PINRANG — Denyut jantung masyarakat sekitar yang mengetahui jelas tentang dugaan perampokan ikan di Teppo Radda, Dusun Bulisu, Kelurahan Kassa, Kabupaten Pinrang, Sulawesi Selatan, terus berdebar.
Mengapa tidak? Sejumlah masyarakat sekitar mengetahui bahwa Teppo Radda, yang dahulunya adalah kebun yang diolah Pallorong sejak tahun 1930-an, kemudian dilanjutkan oleh Palemmai bin Pallorong, lalu Sinada bin Palemmai, kini menjadi obyek pencurian dan perampokan oleh kelompok orang tertentu yang diduga otaknya adalah aparat kampung.
Sinada (67 tahun) menyebut bahwa hingga kini telah terjadi 11 kali perampokan dan pencurian ikan di Teppo Radda, lahan yang ia kuasai sejak leluhurnya, dan memiliki surat bukti penguasaan lahan dari pemerintah setempat dan kehutanan.

“Kami melapor perampokan ikan, Pak, pada kepolisian tanggal 16/7/2025, namun tidak ditanggapi. Padahal kami jauh-jauh datang dari Kampung Radda, dengan penuh risiko. Kami dizalimi oleh kelompok orang yang memegang pemerintahan di kampung, Pak. Kami orang tua yang miskin dan bodoh, yang terus teraniaya setelah meninggal Palemmai, orang tua kami, dan om kami P. Juddin, mantan Kepala Kampung Radda. Sekarang kami tidak tahu lagi ke mana harus mengadu. Kami orang tidak berdaya dan bodoh. Uang kami juga sudah banyak yang habis. Kami berharap agar kami dibantu, tapi nyatanya, tetap kami ingin dilenyapkan di kampung, tempat leluhur kami. Kami juga heran, kenapa masyarakat tiba-tiba sejahat itu, padahal kebanyakan keluarga kami. Terus terang Pak, kami rela mati di tempat lahan leluhur kami,” tegas Sinada penuh haru.
Terang Yuyun, menantu Sinada, saat dikonfirmasi Media 01, setahun yang lalu mertuanya menabur 5.000 (lima ribu) ekor ikan di Teppo Radda, tapi setelah besar, orang lain yang merampoknya di siang hari, yang diduga dimotori Kepala Kampung dan rekan-rekannya yang ingin menguasai. Mertua perempuannya seketika lumpuh setelah mengetahui hal tersebut.
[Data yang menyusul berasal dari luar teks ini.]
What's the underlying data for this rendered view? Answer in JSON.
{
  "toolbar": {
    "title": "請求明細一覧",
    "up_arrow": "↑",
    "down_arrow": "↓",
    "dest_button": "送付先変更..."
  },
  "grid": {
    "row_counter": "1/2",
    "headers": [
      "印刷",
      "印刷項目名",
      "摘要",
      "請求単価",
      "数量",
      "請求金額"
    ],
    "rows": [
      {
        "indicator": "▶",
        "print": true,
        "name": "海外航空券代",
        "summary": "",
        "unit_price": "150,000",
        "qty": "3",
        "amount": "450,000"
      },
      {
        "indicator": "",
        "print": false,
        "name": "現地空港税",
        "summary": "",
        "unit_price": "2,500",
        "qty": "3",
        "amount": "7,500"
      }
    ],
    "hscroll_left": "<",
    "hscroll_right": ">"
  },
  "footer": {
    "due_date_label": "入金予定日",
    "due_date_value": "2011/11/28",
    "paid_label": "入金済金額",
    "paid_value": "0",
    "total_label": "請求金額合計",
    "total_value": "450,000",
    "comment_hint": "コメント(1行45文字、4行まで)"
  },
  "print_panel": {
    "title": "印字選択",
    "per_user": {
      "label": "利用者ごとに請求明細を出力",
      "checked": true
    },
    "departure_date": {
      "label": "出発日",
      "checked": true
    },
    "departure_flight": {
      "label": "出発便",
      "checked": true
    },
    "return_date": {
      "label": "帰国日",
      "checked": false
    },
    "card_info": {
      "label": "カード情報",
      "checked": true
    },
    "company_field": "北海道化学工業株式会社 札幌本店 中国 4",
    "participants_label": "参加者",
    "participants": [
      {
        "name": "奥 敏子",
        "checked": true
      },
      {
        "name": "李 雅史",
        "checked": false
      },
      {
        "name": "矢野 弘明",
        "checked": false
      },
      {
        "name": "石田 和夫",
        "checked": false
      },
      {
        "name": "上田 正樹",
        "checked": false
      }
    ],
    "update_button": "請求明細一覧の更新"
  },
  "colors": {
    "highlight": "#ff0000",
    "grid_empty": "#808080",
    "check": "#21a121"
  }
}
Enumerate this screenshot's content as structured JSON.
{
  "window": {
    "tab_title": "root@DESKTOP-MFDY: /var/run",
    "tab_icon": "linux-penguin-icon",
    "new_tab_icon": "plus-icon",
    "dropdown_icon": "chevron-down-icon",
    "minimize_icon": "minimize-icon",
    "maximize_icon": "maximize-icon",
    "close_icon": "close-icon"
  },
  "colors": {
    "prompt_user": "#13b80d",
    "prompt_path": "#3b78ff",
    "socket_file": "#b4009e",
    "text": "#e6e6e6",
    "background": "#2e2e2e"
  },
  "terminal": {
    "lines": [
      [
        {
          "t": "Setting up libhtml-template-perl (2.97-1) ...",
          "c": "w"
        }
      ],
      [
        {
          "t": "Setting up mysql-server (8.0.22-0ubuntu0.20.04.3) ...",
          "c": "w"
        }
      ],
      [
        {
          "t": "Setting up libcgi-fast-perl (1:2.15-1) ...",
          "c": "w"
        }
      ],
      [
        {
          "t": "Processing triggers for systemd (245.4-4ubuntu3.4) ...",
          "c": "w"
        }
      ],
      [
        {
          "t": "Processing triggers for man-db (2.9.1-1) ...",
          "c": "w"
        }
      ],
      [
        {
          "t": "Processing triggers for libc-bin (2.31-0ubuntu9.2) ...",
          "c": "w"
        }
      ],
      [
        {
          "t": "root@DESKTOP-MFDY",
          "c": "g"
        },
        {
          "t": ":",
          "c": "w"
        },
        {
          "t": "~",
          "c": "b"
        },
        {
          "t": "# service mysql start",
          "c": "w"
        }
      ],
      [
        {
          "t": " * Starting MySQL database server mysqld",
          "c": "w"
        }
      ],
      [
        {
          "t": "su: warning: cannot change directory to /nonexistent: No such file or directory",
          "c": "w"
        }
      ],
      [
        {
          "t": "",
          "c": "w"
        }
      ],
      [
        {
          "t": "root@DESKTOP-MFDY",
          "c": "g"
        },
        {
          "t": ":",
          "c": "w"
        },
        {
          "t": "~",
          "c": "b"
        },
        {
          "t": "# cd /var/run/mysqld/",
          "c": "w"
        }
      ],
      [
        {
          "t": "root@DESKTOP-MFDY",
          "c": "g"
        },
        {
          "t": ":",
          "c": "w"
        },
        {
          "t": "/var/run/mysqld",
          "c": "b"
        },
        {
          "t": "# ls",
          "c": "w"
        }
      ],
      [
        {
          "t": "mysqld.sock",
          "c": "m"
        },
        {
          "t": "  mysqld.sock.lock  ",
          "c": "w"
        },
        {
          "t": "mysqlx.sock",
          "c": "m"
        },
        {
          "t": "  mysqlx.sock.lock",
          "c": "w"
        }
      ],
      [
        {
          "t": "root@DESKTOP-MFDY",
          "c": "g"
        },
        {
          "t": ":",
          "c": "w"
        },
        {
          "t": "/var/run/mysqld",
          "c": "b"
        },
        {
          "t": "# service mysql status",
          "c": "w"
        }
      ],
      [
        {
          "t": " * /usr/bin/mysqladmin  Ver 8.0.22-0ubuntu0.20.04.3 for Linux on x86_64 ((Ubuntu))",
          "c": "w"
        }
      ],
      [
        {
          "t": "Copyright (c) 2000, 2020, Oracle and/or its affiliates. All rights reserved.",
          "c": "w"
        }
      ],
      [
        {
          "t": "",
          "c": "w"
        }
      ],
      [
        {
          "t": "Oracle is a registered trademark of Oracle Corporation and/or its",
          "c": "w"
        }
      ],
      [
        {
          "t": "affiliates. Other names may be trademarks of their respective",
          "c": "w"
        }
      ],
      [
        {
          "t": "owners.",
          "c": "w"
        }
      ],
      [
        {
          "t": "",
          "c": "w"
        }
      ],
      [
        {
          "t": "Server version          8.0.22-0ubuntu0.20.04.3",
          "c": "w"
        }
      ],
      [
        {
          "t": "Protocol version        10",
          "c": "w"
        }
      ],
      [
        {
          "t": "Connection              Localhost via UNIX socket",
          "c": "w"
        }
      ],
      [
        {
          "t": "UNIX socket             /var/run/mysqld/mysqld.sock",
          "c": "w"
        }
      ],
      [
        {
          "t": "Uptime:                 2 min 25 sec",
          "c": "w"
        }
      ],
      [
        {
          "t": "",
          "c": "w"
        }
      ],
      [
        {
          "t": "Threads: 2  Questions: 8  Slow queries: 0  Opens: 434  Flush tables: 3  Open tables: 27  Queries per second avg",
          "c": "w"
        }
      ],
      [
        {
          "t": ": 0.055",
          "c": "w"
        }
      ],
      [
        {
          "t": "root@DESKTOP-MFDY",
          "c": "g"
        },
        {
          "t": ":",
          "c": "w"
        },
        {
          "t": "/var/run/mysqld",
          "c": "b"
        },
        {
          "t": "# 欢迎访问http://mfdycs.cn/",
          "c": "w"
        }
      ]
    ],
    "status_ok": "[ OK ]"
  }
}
“Saya datang di lokasi tersebut, saya diteriaki, huuuu, mirip dengan teriakan di RDP kemarin. Kemudian motor kami didorong ke semak-semak, dan bannya dikempeskan. Pak, kami butuh hukum dan keadilan ditegakkan. Saya hanya membantu mertua kami karena anaknya pergi merantau,” jelas Yuyun sedih, sembari menambahkan bahwa baru-baru ini ada lagi orang kecamatan yang datang mengambil ikan yang dipelihara mertuanya. Orang itu dikenal bernama Suk. Tanpa permisi langsung mengambil ikan, sisanya sudah dirampok orang.
Lahan itu dikelola oleh leluhur Sinada dan tidak pernah tergantikan sampai sekarang. Bahkan masyarakat sekitar juga mengetahui bahwa Teppo Radda adalah lahan Sinada yang dijadikan teppo, hanya saja diduga ada provokator yang memelintir informasi.
Yang mengherankan lagi, surat dari Lurah Kassa kepada DPRD untuk Rapat Dengar Pendapat (RDP) kemarin menyebut bahwa lahan Sinada (Teppo Radda) adalah ilegal, padahal bukti penguasaan dari Kehutanan dan mantan kepala desa ada. Apalagi lahan Sinada sudah berstatus besikter.
“Saya pernah menyampaikan pada Dinas Kehutanan Pinrang waktu itu. Kadis menyampaikan setelah melihat surat yang ada, ini sudah dapat disertifikatkan,” ujar Sattu, sambil berharap keadilan untuk Sinada.